The two lessons from this:

- Microsoft got so good and prolific at fighting on their terrain, they overspecialized and forgot how to win anywhere else. Once their opponents stopped stepping on their terrain, MS started losing.

- There's no such thing as the first browser war or the second browser war or the operating system war, and there's no such thing as winners or losers. There's just a never-ending sequence of skirmishes and battles.


> acting unpredictably from time to time can disorient the enemy commander, expand their loop and therefore allow you to act at a faster tempo than he

I disagree that this is a good idea. I think acting unpredictably gives your opponent a reason to look deeper into your strategy which ultimately might end up sinking it. If you perform an unpredictable move it should be for a hard and fast strategic gain.

Ideally you should move in a fashion that is entirely predictable by your opponent without incurring significant loss to yourself. This will caused them to be surprised when you eventually break from your predictable normal activities and perform an unexpected maneuver.


Hmm, what you're saying makes sense, because the way you explain it makes it sound like it would have the opposite effect and let them act inside your OODA loop.

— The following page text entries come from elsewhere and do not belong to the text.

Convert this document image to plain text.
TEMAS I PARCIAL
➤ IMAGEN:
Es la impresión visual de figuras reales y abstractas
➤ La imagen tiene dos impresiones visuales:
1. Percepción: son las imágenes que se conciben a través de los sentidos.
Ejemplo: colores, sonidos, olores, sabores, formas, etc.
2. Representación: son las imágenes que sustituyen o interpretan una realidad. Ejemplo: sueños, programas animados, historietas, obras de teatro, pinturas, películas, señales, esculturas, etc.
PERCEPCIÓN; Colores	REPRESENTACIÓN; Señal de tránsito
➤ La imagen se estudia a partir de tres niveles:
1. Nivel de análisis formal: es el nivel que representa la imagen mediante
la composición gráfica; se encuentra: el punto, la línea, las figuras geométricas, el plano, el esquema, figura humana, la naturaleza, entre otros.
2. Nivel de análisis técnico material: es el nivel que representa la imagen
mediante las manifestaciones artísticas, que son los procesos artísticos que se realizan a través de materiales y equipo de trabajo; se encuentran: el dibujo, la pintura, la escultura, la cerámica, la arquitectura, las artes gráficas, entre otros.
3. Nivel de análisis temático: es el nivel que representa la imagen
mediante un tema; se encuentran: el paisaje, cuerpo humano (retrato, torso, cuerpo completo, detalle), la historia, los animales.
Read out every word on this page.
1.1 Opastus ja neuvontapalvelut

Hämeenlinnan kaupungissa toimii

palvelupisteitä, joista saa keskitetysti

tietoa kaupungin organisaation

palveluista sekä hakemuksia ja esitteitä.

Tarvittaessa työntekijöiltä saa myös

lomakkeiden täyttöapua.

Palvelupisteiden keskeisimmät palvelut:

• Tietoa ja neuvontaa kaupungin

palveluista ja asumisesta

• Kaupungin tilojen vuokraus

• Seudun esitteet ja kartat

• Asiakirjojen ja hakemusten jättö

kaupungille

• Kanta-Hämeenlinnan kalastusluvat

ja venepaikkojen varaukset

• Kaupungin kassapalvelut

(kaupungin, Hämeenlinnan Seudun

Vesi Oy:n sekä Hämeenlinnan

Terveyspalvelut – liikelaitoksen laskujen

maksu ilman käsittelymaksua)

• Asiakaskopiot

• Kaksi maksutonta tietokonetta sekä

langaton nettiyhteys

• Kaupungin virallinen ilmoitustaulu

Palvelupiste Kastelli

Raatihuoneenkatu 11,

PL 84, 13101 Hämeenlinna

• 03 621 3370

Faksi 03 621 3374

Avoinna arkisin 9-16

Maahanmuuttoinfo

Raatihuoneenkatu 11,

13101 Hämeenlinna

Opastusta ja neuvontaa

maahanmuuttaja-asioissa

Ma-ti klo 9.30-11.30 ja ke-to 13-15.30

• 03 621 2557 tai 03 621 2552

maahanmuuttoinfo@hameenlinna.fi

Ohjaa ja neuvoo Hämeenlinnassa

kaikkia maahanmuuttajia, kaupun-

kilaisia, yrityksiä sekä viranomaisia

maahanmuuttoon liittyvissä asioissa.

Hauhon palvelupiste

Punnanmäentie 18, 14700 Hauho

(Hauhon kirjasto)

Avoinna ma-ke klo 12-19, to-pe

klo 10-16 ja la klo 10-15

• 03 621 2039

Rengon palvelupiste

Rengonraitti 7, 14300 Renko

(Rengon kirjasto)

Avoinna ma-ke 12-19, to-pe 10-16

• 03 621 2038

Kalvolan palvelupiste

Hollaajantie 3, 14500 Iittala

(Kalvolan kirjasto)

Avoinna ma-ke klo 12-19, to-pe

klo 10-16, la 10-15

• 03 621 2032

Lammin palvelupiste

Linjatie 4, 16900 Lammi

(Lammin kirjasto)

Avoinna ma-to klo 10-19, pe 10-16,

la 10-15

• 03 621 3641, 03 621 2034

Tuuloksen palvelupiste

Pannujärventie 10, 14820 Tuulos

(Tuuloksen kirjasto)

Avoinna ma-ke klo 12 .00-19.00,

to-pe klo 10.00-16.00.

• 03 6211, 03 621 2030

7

Maybe I'm reaching too far, since it's not a topic I'm well-versed in.

I've heard cheng and chi translated in other ways, like "ordinary" vs. "extraordinary", "direct" vs. "indirect," so maybe "unpredictable" doesn't really apply here. I read it as being more about conflict within an ever-changing environment. If the world is constantly falling out of order, the advantage doesn't go to the one with the most consistently rational strategy, but the one who responds to change the fastest. So instead of making your opponent confused about your strategy, the goal is to degrade his perception to make him unable to keep up with reality itself. This is all very theoretical and abstract though.


I always liked orthodox and unorthodox. I think there are lessons when Sun Tzu discusses cheng/chi that are somewhat orthogonal to the OODA loop, but I see the stated interpretation by porpoisemonkey as a "subset". Lulling your opponent into complacence with the obvious and baiting him into a lethal trap absolutely fits the definition of destroying their perception of reality, but isn't the only way.

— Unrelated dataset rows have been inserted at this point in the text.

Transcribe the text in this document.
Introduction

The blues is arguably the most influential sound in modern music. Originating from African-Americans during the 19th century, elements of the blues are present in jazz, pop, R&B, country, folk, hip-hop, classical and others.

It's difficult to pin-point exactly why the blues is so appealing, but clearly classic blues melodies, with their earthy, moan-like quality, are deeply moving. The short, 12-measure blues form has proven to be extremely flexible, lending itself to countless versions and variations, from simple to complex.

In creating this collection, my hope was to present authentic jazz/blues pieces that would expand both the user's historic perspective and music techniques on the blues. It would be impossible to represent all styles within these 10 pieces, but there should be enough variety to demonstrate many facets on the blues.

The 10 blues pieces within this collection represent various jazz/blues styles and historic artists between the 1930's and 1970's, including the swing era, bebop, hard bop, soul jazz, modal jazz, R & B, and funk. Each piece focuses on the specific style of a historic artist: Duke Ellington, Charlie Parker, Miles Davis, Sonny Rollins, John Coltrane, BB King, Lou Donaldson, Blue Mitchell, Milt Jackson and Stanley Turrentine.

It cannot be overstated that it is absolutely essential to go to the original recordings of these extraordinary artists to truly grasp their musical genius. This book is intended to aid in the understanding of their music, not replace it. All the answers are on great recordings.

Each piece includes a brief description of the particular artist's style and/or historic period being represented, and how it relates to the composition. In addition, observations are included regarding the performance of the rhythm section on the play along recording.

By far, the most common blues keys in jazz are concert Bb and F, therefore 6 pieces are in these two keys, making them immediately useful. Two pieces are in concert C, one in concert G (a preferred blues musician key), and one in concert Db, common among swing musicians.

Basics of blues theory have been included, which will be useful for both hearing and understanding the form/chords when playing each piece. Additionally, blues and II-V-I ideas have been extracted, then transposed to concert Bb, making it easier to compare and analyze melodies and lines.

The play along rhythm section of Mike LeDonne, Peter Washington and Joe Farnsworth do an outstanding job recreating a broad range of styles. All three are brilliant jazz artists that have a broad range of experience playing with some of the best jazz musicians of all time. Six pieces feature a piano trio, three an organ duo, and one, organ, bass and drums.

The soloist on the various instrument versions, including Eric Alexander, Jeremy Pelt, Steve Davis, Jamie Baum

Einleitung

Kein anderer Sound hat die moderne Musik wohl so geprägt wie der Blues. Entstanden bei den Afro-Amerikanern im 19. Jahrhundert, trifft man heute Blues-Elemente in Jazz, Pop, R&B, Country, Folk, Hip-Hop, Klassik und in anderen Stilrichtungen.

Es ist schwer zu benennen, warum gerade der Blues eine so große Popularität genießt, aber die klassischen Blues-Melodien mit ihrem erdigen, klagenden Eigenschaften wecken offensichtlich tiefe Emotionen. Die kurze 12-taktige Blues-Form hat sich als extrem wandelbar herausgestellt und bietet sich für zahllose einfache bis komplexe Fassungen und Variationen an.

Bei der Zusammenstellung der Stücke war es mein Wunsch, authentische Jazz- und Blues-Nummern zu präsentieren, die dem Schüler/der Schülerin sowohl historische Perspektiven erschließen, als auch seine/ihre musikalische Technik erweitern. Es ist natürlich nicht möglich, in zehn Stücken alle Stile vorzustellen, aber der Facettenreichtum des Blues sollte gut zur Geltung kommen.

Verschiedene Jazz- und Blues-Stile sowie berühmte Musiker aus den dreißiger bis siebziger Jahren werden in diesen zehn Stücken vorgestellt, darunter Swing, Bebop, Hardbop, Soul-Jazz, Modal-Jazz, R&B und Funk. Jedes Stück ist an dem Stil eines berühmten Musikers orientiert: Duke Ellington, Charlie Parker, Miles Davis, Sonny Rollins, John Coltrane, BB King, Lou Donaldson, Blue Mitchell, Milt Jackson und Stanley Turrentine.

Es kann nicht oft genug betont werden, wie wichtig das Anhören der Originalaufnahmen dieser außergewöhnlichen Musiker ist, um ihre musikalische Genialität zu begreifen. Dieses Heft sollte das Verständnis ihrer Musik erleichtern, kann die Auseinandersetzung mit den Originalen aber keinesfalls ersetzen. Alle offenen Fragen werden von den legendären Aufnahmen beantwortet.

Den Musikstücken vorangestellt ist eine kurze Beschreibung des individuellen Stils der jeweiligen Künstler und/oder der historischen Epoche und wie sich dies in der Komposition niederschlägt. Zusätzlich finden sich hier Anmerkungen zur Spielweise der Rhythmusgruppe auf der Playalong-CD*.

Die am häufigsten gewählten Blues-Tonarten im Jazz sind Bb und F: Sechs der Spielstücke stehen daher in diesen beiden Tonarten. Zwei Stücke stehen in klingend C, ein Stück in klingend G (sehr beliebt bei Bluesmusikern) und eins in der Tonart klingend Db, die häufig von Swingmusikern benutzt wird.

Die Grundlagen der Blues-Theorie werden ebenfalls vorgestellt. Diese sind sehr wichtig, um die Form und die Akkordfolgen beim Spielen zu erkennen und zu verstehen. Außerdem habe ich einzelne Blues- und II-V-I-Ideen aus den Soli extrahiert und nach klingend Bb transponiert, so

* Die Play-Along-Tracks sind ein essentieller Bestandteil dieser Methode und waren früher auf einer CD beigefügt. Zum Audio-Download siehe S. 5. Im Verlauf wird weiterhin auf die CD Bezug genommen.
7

Your opponent becoming so paralyzed by the fear of not knowing what you will do next and thus doing nothing also fits the OODA loop in a completely different way, but isn't really cheng/chi. This is also touched on in Art of War, so it's not like they are conflicting ideas.


> I've been reading a lot about John Boyd and the OODA loop,

Care to share your reading list? I've read the Coram biography and really enjoyed it, but it's understandably light on details of how to apply OODA to things like business.

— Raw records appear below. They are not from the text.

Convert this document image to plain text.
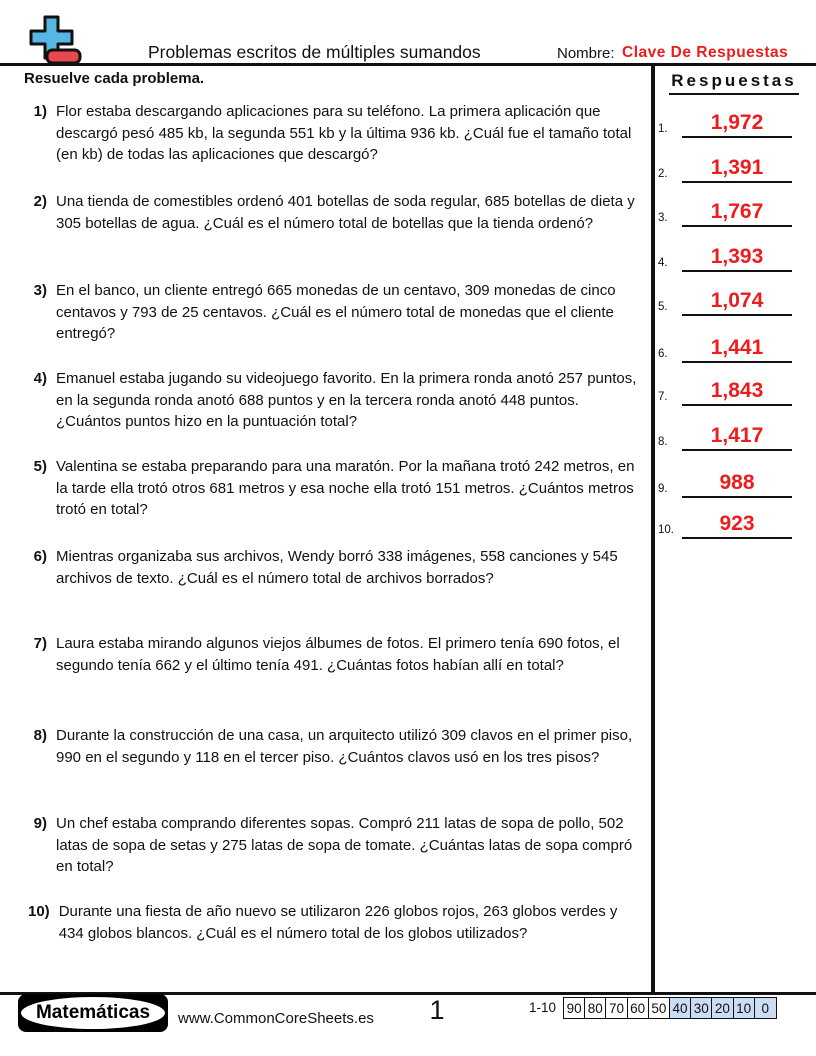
Problemas escritos de múltiples sumandos	Nombre: Clave De Respuestas
Resuelve cada problema.
1) Flor estaba descargando aplicaciones para su teléfono. La primera aplicación que descargó pesó 485 kb, la segunda 551 kb y la última 936 kb. ¿Cuál fue el tamaño total (en kb) de todas las aplicaciones que descargó?
2) Una tienda de comestibles ordenó 401 botellas de soda regular, 685 botellas de dieta y 305 botellas de agua. ¿Cuál es el número total de botellas que la tienda ordenó?
3) En el banco, un cliente entregó 665 monedas de un centavo, 309 monedas de cinco centavos y 793 de 25 centavos. ¿Cuál es el número total de monedas que el cliente entregó?
4) Emanuel estaba jugando su videojuego favorito. En la primera ronda anotó 257 puntos, en la segunda ronda anotó 688 puntos y en la tercera ronda anotó 448 puntos. ¿Cuántos puntos hizo en la puntuación total?
5) Valentina se estaba preparando para una maratón. Por la mañana trotó 242 metros, en la tarde ella trotó otros 681 metros y esa noche ella trotó 151 metros. ¿Cuántos metros trotó en total?
6) Mientras organizaba sus archivos, Wendy borró 338 imágenes, 558 canciones y 545 archivos de texto. ¿Cuál es el número total de archivos borrados?
7) Laura estaba mirando algunos viejos álbumes de fotos. El primero tenía 690 fotos, el segundo tenía 662 y el último tenía 491. ¿Cuántas fotos habían allí en total?
8) Durante la construcción de una casa, un arquitecto utilizó 309 clavos en el primer piso, 990 en el segundo y 118 en el tercer piso. ¿Cuántos clavos usó en los tres pisos?
9) Un chef estaba comprando diferentes sopas. Compró 211 latas de sopa de pollo, 502 latas de sopa de setas y 275 latas de sopa de tomate. ¿Cuántas latas de sopa compró en total?
10) Durante una fiesta de año nuevo se utilizaron 226 globos rojos, 263 globos verdes y 434 globos blancos. ¿Cuál es el número total de los globos utilizados?
Respuestas
1.	1,972
2.	1,391
3.	1,767
4.	1,393
5.	1,074
6.	1,441
7.	1,843
8.	1,417
9.	988
10.	923
Matemáticas www.CommonCoreSheets.es	1	1-10 90 80 70 60 50 40 30 20 10 0
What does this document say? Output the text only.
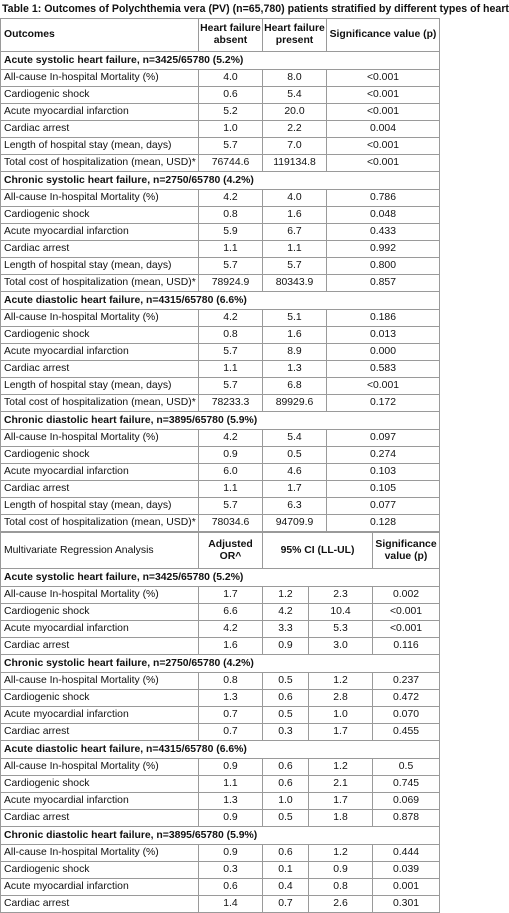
Table 1: Outcomes of Polychthemia vera (PV) (n=65,780) patients stratified by different types of heart
Outcomes	Heart failure absent	Heart failure present	Significance value (p)
Acute systolic heart failure, n=3425/65780 (5.2%)			
All-cause In-hospital Mortality (%)	4.0	8.0	<0.001
Cardiogenic shock	0.6	5.4	<0.001
Acute myocardial infarction	5.2	20.0	<0.001
Cardiac arrest	1.0	2.2	0.004
Length of hospital stay (mean, days)	5.7	7.0	<0.001
Total cost of hospitalization (mean, USD)*	76744.6	119134.8	<0.001
Chronic systolic heart failure, n=2750/65780 (4.2%)			
All-cause In-hospital Mortality (%)	4.2	4.0	0.786
Cardiogenic shock	0.8	1.6	0.048
Acute myocardial infarction	5.9	6.7	0.433
Cardiac arrest	1.1	1.1	0.992
Length of hospital stay (mean, days)	5.7	5.7	0.800
Total cost of hospitalization (mean, USD)*	78924.9	80343.9	0.857
Acute diastolic heart failure, n=4315/65780 (6.6%)			
All-cause In-hospital Mortality (%)	4.2	5.1	0.186
Cardiogenic shock	0.8	1.6	0.013
Acute myocardial infarction	5.7	8.9	0.000
Cardiac arrest	1.1	1.3	0.583
Length of hospital stay (mean, days)	5.7	6.8	<0.001
Total cost of hospitalization (mean, USD)*	78233.3	89929.6	0.172
Chronic diastolic heart failure, n=3895/65780 (5.9%)			
All-cause In-hospital Mortality (%)	4.2	5.4	0.097
Cardiogenic shock	0.9	0.5	0.274
Acute myocardial infarction	6.0	4.6	0.103
Cardiac arrest	1.1	1.7	0.105
Length of hospital stay (mean, days)	5.7	6.3	0.077
Total cost of hospitalization (mean, USD)*	78034.6	94709.9	0.128
Multivariate Regression Analysis	Adjusted OR^	95% CI (LL-UL)		Significance value (p)
Acute systolic heart failure, n=3425/65780 (5.2%)				
All-cause In-hospital Mortality (%)	1.7	1.2	2.3	0.002
Cardiogenic shock	6.6	4.2	10.4	<0.001
Acute myocardial infarction	4.2	3.3	5.3	<0.001
Cardiac arrest	1.6	0.9	3.0	0.116
Chronic systolic heart failure, n=2750/65780 (4.2%)				
All-cause In-hospital Mortality (%)	0.8	0.5	1.2	0.237
Cardiogenic shock	1.3	0.6	2.8	0.472
Acute myocardial infarction	0.7	0.5	1.0	0.070
Cardiac arrest	0.7	0.3	1.7	0.455
Acute diastolic heart failure, n=4315/65780 (6.6%)				
All-cause In-hospital Mortality (%)	0.9	0.6	1.2	0.5
Cardiogenic shock	1.1	0.6	2.1	0.745
Acute myocardial infarction	1.3	1.0	1.7	0.069
Cardiac arrest	0.9	0.5	1.8	0.878
Chronic diastolic heart failure, n=3895/65780 (5.9%)				
All-cause In-hospital Mortality (%)	0.9	0.6	1.2	0.444
Cardiogenic shock	0.3	0.1	0.9	0.039
Acute myocardial infarction	0.6	0.4	0.8	0.001
Cardiac arrest	1.4	0.7	2.6	0.301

Certain to Win is very good.

There's also sort of an "anthology" book on Boyd/OODA called Science, Strategy, and War by Osinga.

You can find some other random content on dnipogo.org and in the web archive for belisarius.com (I don't know why this is down now).

When reading about Boyd and his ideas, I think it's best to focus on the core concepts and reason about applications yourself. He built his philosophy bottom up (he was originally a fighter pilot). Examples like in Certain to Win are looking for parallels that exist coincidentally... or perhaps a better word is patterns ( http://www.dnipogo.org/boyd/patterns_ppt.pdf )


Just Coram so far. There's a book called "Certain to Win" that applies his ideas to business.